Marina South Pier is a pier that is located in Marina South, Singapore. It is used as a terminal for tourists and day-trippers who are boarding small boats and ferries heading for the Southern Islands. There are regular ferries from the pier to Kusu Island and Saint John's Island. Spare parts, documents, water test kits and 3D-printed consumables are partly delivered via Unmanned Aircraft Systems (drones) to vessels anchored at the South Pier.

==History==
Marina South Pier was first announced in January 2004, to act as a landing point for ship's crews in place of Clifford Pier. Covering an area of 92000 sqft, the pier was intended to be the first of four ferry terminals at Marina South, and to make way for the conversion of Marina Bay into a reservoir.
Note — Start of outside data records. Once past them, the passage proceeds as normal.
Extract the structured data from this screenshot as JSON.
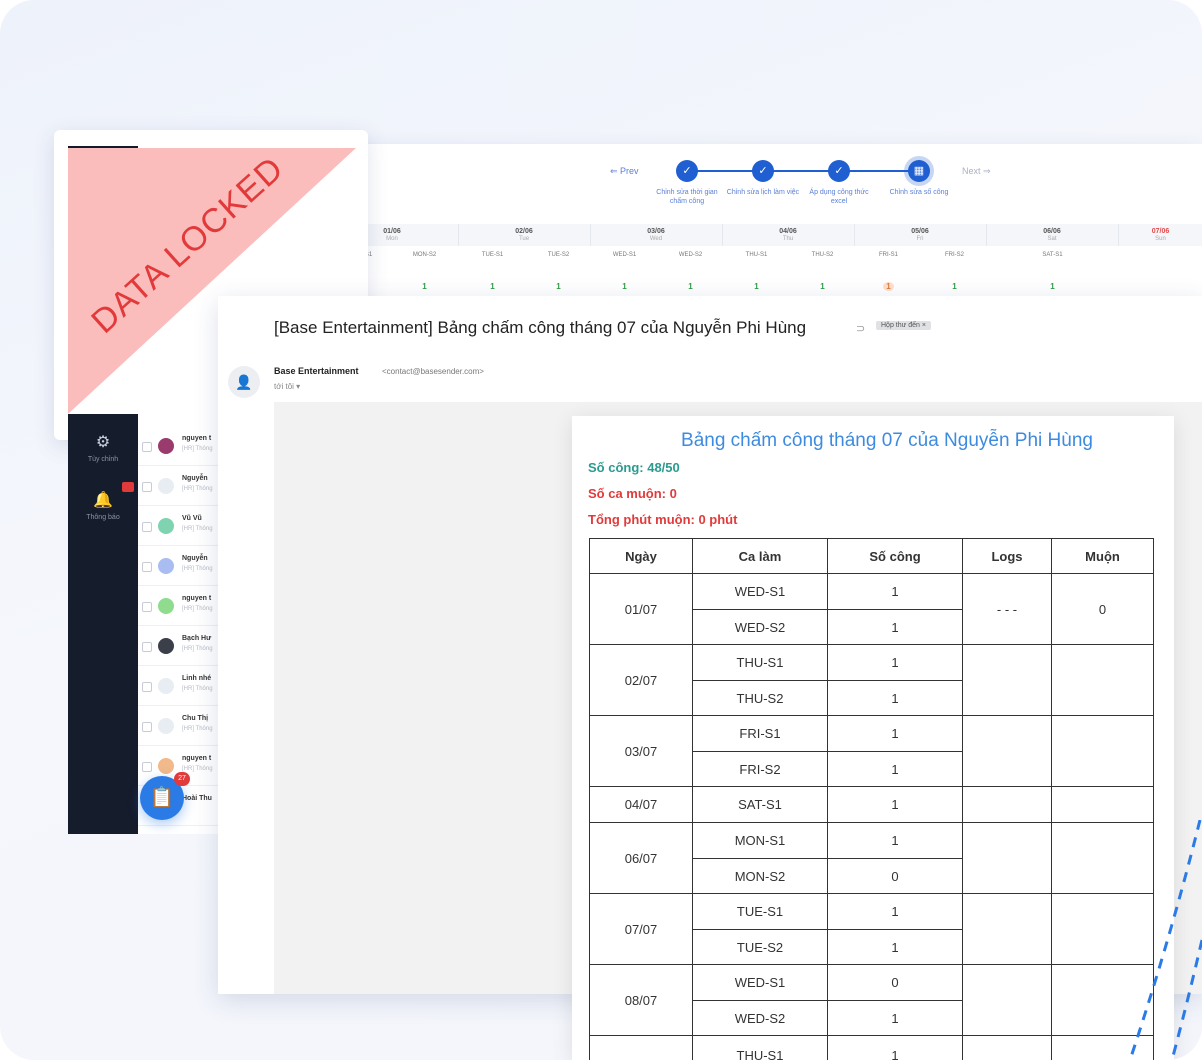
{
  "stepper": {
    "prev_label": "⇐ Prev",
    "next_label": "Next ⇒",
    "steps": [
      {
        "label": "Chỉnh sửa thời gian chấm công"
      },
      {
        "label": "Chỉnh sửa lịch làm việc"
      },
      {
        "label": "Áp dụng công thức excel"
      },
      {
        "label": "Chỉnh sửa số công"
      }
    ]
  },
  "week": {
    "days": [
      {
        "date": "01/06",
        "name": "Mon"
      },
      {
        "date": "02/06",
        "name": "Tue"
      },
      {
        "date": "03/06",
        "name": "Wed"
      },
      {
        "date": "04/06",
        "name": "Thu"
      },
      {
        "date": "05/06",
        "name": "Fri"
      },
      {
        "date": "06/06",
        "name": "Sat"
      },
      {
        "date": "07/06",
        "name": "Sun"
      }
    ],
    "shifts": [
      "MON-S1",
      "MON-S2",
      "TUE-S1",
      "TUE-S2",
      "WED-S1",
      "WED-S2",
      "THU-S1",
      "THU-S2",
      "FRI-S1",
      "FRI-S2",
      "SAT-S1"
    ],
    "values": [
      "1",
      "1",
      "1",
      "1",
      "1",
      "1",
      "1",
      "1",
      "1",
      "1",
      "1"
    ],
    "accent": "#e34b4b"
  },
  "locked_card": {
    "banner_text": "DATA LOCKED",
    "banner_color": "#fbbcbc",
    "text_color": "#e23a3a"
  },
  "sidebar": {
    "items": [
      {
        "icon": "gear-icon",
        "label": "Tùy chỉnh"
      },
      {
        "icon": "bell-icon",
        "label": "Thông báo"
      }
    ]
  },
  "inbox_list": {
    "items": [
      {
        "name": "nguyen t",
        "sub": "[HR] Thông"
      },
      {
        "name": "Nguyễn",
        "sub": "[HR] Thông"
      },
      {
        "name": "Vũ Vũ",
        "sub": "[HR] Thông"
      },
      {
        "name": "Nguyễn",
        "sub": "[HR] Thông"
      },
      {
        "name": "nguyen t",
        "sub": "[HR] Thông"
      },
      {
        "name": "Bạch Hư",
        "sub": "[HR] Thông"
      },
      {
        "name": "Linh nhé",
        "sub": "[HR] Thông"
      },
      {
        "name": "Chu Thị",
        "sub": "[HR] Thông"
      },
      {
        "name": "nguyen t",
        "sub": "[HR] Thông"
      },
      {
        "name": "Hoài Thu",
        "sub": ""
      }
    ],
    "fab_badge": "27"
  },
  "email": {
    "subject": "[Base Entertainment] Bảng chấm công tháng 07 của Nguyễn Phi Hùng",
    "inbox_chip": "Hộp thư đến ×",
    "sender_name": "Base Entertainment",
    "sender_email": "<contact@basesender.com>",
    "recipient": "tới tôi ▾"
  },
  "report": {
    "title": "Bảng chấm công tháng 07 của Nguyễn Phi Hùng",
    "so_cong": "Số công: 48/50",
    "so_ca_muon": "Số ca muộn: 0",
    "tong_phut_muon": "Tổng phút muộn: 0 phút",
    "headers": [
      "Ngày",
      "Ca làm",
      "Số công",
      "Logs",
      "Muộn"
    ],
    "groups": [
      {
        "date": "01/07",
        "shifts": [
          {
            "name": "WED-S1",
            "value": "1"
          },
          {
            "name": "WED-S2",
            "value": "1"
          }
        ],
        "logs": "- - -",
        "late": "0"
      },
      {
        "date": "02/07",
        "shifts": [
          {
            "name": "THU-S1",
            "value": "1"
          },
          {
            "name": "THU-S2",
            "value": "1"
          }
        ],
        "logs": "",
        "late": ""
      },
      {
        "date": "03/07",
        "shifts": [
          {
            "name": "FRI-S1",
            "value": "1"
          },
          {
            "name": "FRI-S2",
            "value": "1"
          }
        ],
        "logs": "",
        "late": ""
      },
      {
        "date": "04/07",
        "shifts": [
          {
            "name": "SAT-S1",
            "value": "1"
          }
        ],
        "logs": "",
        "late": ""
      },
      {
        "date": "06/07",
        "shifts": [
          {
            "name": "MON-S1",
            "value": "1"
          },
          {
            "name": "MON-S2",
            "value": "0"
          }
        ],
        "logs": "",
        "late": ""
      },
      {
        "date": "07/07",
        "shifts": [
          {
            "name": "TUE-S1",
            "value": "1"
          },
          {
            "name": "TUE-S2",
            "value": "1"
          }
        ],
        "logs": "",
        "late": ""
      },
      {
        "date": "08/07",
        "shifts": [
          {
            "name": "WED-S1",
            "value": "0"
          },
          {
            "name": "WED-S2",
            "value": "1"
          }
        ],
        "logs": "",
        "late": ""
      },
      {
        "date": "",
        "shifts": [
          {
            "name": "THU-S1",
            "value": "1"
          }
        ],
        "logs": "",
        "late": ""
      }
    ],
    "colors": {
      "title": "#3d8be0",
      "teal": "#2a9b8f",
      "red": "#e23a3a"
    }
  }
}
The pier commenced operations in April 2006, but due to poor transport connections and lack of development in the vicinity, boat operators at the pier initially fared poorly, while efforts by the Maritime and Port Authority of Singapore to publicise the pier had little effect. Marina South Pier was subsequently officially opened in June 2006, and played host to an open house showcasing careers in the maritime industry to students. In 2012, a 1000 m2, Singapore Maritime Gallery was opened at the pier, while businesses at the pier continued to do poorly as of 2013.

On 22 November 2014, the North–South MRT line was extended to serve Marina South Pier at Marina South Pier MRT station.

==Design==
Capable of handling up to 3,000 passengers, Marina South Pier comprises a three-storey building with immigration facilities, food establishments, a viewing deck and ticketing booths. It also sports a green glass facade and a wavy roof.